I do like that the girl doesn't try to buy the man or shed too many tears. In this environment, those would be wasted energy.
Best
Richard
Posted by: Mohamed, December 20th, 2016, 7:20pm; Reply: 2
Hi, Richard!
Super thanks for the feedback, I really appreciate you taking your time on it.
I've rewritten the script and would LOVE to hear your thoughts again, it really helped me out.
https://drive.google.com/open?id=0B8EsT_D-PSWpSnRqTl93UFVqX1EP.S I'm new to this page so I'm not quite sure how to update the "published" script.
Posted by: Don, December 20th, 2016, 9:13pm; Reply: 3
You can just resubmit the script and indicate it is an update. The email you received when your work was posted has information on updating and removing.
Don
Posted by: Mohamed, December 21st, 2016, 5:00am; Reply: 4
Hi, Don!
Thanks for the help, the new version is on its way =).
Thanks again.
Mohamed
Posted by: Mohamed, December 24th, 2016, 3:21pm; Reply: 5
Posted by: eldave1, December 24th, 2016, 6:55pm; Reply: 6
I liked this for the most part. Very visual. The dialogue was solid except for the the opening reporter dialogue - didn't seem natural to me - to casual for a news report.
Page 5 - HODDED men - did you mean hooded?
Page 9- hormons should be hormones.
Would have liked a little more on Zara's back story (teenager in the run?) as well as Blake's (a homeless Iraqi Vet maybe?) to explain his survival mindset.
The ending was poignant - but didn't quite feel like an ending to me - it seemed liked the beginning of Zara's journey rather than the end of a story.
Posted by: Mohamed, December 26th, 2016, 5:44pm; Reply: 7
Thanks for the feedback, I really appreciate it.
You're right, I'm still trying to develop a good back story for both of them, right now I'm gooing for Zara as a social, outgoing teen and Blake as a man who's always been alone and now, all of a sudden is responsible for a teenager. Not quite there or happy with it yet but I'm still working on it.
The idea is to shoot it as a short film that eventually could be a pilot/first episode for a web series. But it needs to hold it's on as a short film at the same time.
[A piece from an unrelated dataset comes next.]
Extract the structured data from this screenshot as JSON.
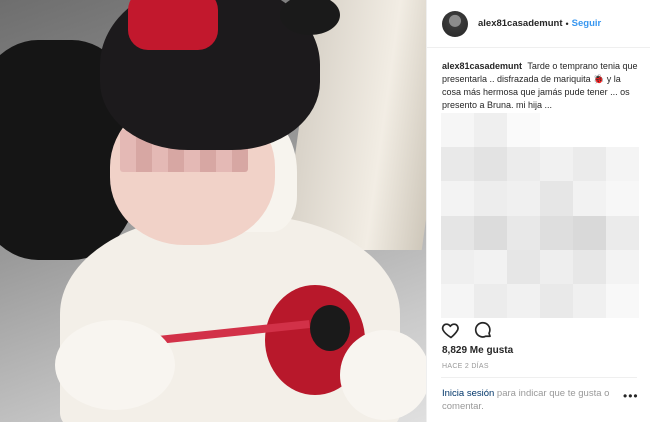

Once again, thanks for the feedback =).
Posted by: eldave1, December 26th, 2016, 6:22pm; Reply: 8
My pleasure.
I do think Blake is a PTSD ridden, homeless vet works - would explain why he is homeless as well as why he has the survival skills he does.
Zara is a little tougher - you make no mention of her parents - frankly, I can of envisioned her as a runaway (abusive step father victim or something like that).